Assembly Line for Programma 101 Calculators, Ivrea, Italy, Circa 1967

Aesthetically, the famous Italian designer Mario Bellini developed the stunning cabinet design of the machine, which won countless industrial design awards and still looks artfully stylish even by today's standards. Altogether, the Programma 101 stood as the premier programmable desktop calculator until Hewlett Packard introduced its 9100A calculator in 1968. The fact that the Programma 101 was a design which was class-leader for almost three years, during such a period of dramatic growth in the electronics industry, gives clear insight to the engineering excellence of this calculator.

UPDATE 12/29/2002

Some time was found yesterday to do a checkout of the main drive motor and power supply. After checking the mains supply resistance, it seemed that all was OK. Power was applied to the system (with the electronics package removed), and the drive motor powered up just fine, and the power supply seems to be operating properly. The noise that the machine makes is substantial, with the main drive motor, two squirrel-cage fans for cooling (one for the motor itself, and another that cools the electronics through built-in duct work), and the mechanical components that operate the printer and magnetic card reader all contributing to the noise of the machine at idle. The inside of the cabinet is covered with felt sound-deadening material, but even with the cabinetry in place, the machine is still quite noisy. I can imagine that the noise increases dramatically when the printer is active, since it is an impact style printer. The next steps will be to perform measurements of the power supply voltages, and checking of power supply ripple using an oscilloscope.

UPDATE 5/11/2019

The museum has obtained a second Programma 101 that is in stunning aesthetic condition, looking almost brand new. The calculator was acquired from the family of a man who purchased the calculator brand new in 1966 for use in his engineering consultancy, involved in the design of bridges. The consulting firm was located in Portland, Oregon. The calculator was purchased at Portland Typewrier, the largest office machine distributor & service business in the Portland area. According to the owner of the calculator, it was told to him by the sales representative that the machine was the very first Programma 101 sold in the Pacific Northwest (Oregon, Washington, Idaho) region.

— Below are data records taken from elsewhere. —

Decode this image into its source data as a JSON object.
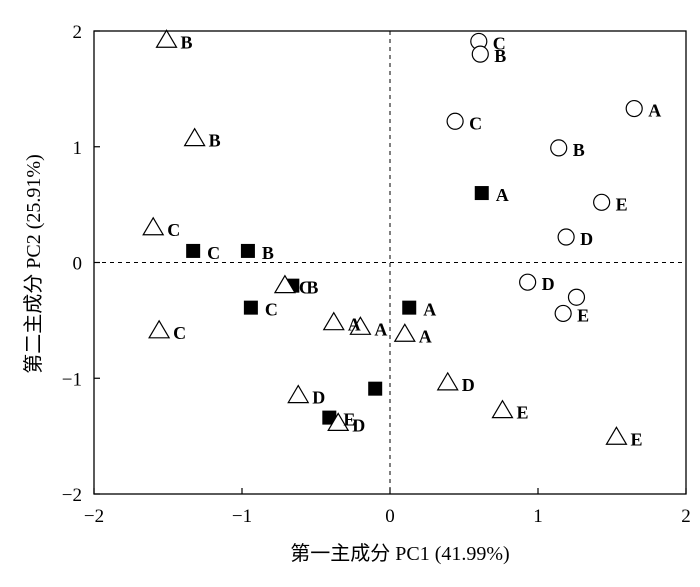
{
  "chart_data": {
    "type": "scatter",
    "xlabel": "第一主成分 PC1 (41.99%)",
    "ylabel": "第二主成分 PC2 (25.91%)",
    "xlim": [
      -2,
      2
    ],
    "ylim": [
      -2,
      2
    ],
    "xticks": [
      "−2",
      "−1",
      "0",
      "1",
      "2"
    ],
    "yticks": [
      "−2",
      "−1",
      "0",
      "1",
      "2"
    ],
    "grid": false,
    "reference_lines": {
      "x": 0,
      "y": 0,
      "style": "dashed"
    },
    "series": [
      {
        "marker": "filled-square",
        "points": [
          {
            "x": 0.62,
            "y": 0.6,
            "label": "A"
          },
          {
            "x": -1.33,
            "y": 0.1,
            "label": "C"
          },
          {
            "x": -0.96,
            "y": 0.1,
            "label": "B"
          },
          {
            "x": -0.66,
            "y": -0.2,
            "label": "B"
          },
          {
            "x": -0.94,
            "y": -0.39,
            "label": "C"
          },
          {
            "x": 0.13,
            "y": -0.39,
            "label": "A"
          },
          {
            "x": -0.1,
            "y": -1.09,
            "label": ""
          },
          {
            "x": -0.41,
            "y": -1.34,
            "label": "E"
          }
        ]
      },
      {
        "marker": "open-triangle",
        "points": [
          {
            "x": -1.51,
            "y": 1.92,
            "label": "B"
          },
          {
            "x": -1.32,
            "y": 1.07,
            "label": "B"
          },
          {
            "x": -1.6,
            "y": 0.3,
            "label": "C"
          },
          {
            "x": -0.71,
            "y": -0.2,
            "label": "C"
          },
          {
            "x": -0.38,
            "y": -0.52,
            "label": "A"
          },
          {
            "x": -0.2,
            "y": -0.56,
            "label": "A"
          },
          {
            "x": 0.1,
            "y": -0.62,
            "label": "A"
          },
          {
            "x": -1.56,
            "y": -0.59,
            "label": "C"
          },
          {
            "x": -0.62,
            "y": -1.15,
            "label": "D"
          },
          {
            "x": -0.35,
            "y": -1.39,
            "label": "D"
          },
          {
            "x": 0.39,
            "y": -1.04,
            "label": "D"
          },
          {
            "x": 0.76,
            "y": -1.28,
            "label": "E"
          },
          {
            "x": 1.53,
            "y": -1.51,
            "label": "E"
          }
        ]
      },
      {
        "marker": "open-circle",
        "points": [
          {
            "x": 0.6,
            "y": 1.91,
            "label": "C"
          },
          {
            "x": 0.61,
            "y": 1.8,
            "label": "B"
          },
          {
            "x": 0.44,
            "y": 1.22,
            "label": "C"
          },
          {
            "x": 1.65,
            "y": 1.33,
            "label": "A"
          },
          {
            "x": 1.14,
            "y": 0.99,
            "label": "B"
          },
          {
            "x": 1.43,
            "y": 0.52,
            "label": "E"
          },
          {
            "x": 1.19,
            "y": 0.22,
            "label": "D"
          },
          {
            "x": 0.93,
            "y": -0.17,
            "label": "D"
          },
          {
            "x": 1.26,
            "y": -0.3,
            "label": ""
          },
          {
            "x": 1.17,
            "y": -0.44,
            "label": "E"
          }
        ]
      }
    ]
  }
}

External appearance can be somewhat deceiving, though, as upon inspection, many of the rubber parts, including belts and rollers used to move the card through the magnetic card reader/writer.

"Melted" Rubber Belt in Chassis Base

Also, it appears that a nylon gear used in the drive for the printer drum has deteriorated to the point where the teeth have broken off. This gear must be replaced in order for the printer to operate properly.

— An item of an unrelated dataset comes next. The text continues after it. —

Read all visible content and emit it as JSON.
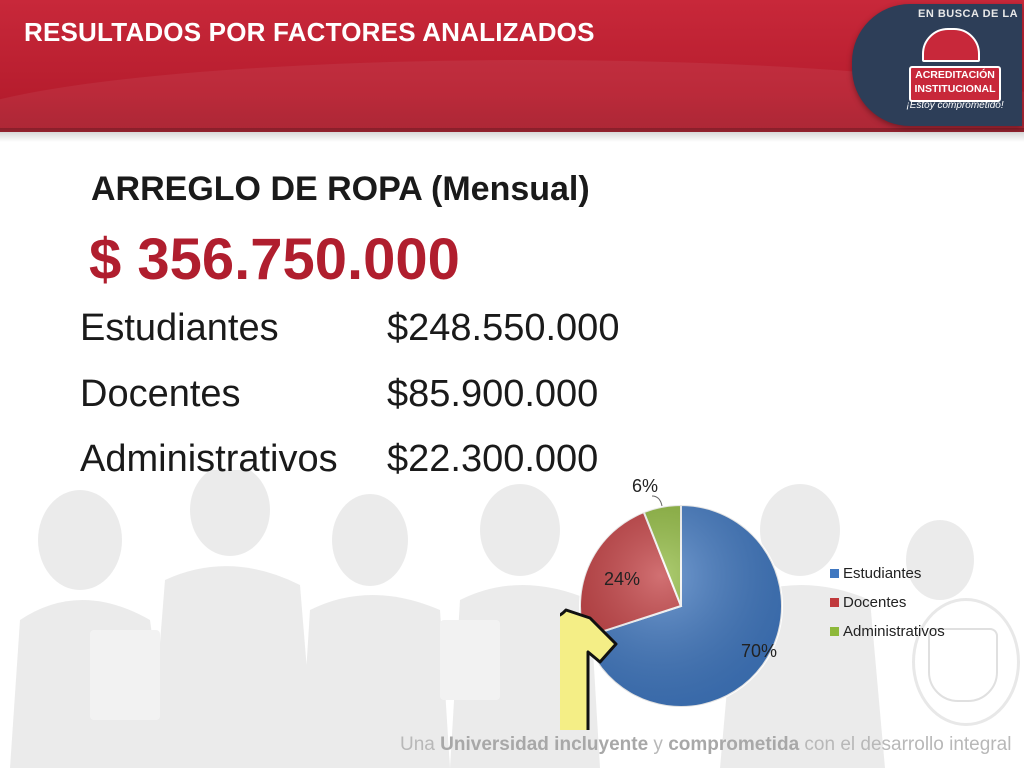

Bottom Nylon Gear Missing Teeth

It is hoped that parts from the museum's other Programma 101, which is actually in better internal condition than this one, can be used as replacements for some of the failed parts. However, the printer in the older machine is of a different design, and does not use the nylon gear, thus, using the gear from the older machine won't be possible.

One of the Rubber Rollers in the Magnetic Card Drive

The older machine's printer is quite different in mechanical design, and uses metal gears of different sizes throughout its construction. Research is being done to see if it might be possible to acquire a proper replacement for the nylon gear through an organization in Italy that has parts for old Olivetti calculators.

Debris from Deteriorated Drive Belt in Pulley Groove

In the meantime, disassembly will begin, carefully documenting every step in photos and notes so that the deteriorated parts can be extracted, and work done to see about using parts from the older calculatorss, as well as acquiring the broken nylon gear.

Updates will be posted here as progress continues on getting a Programma 101 operational for the museum.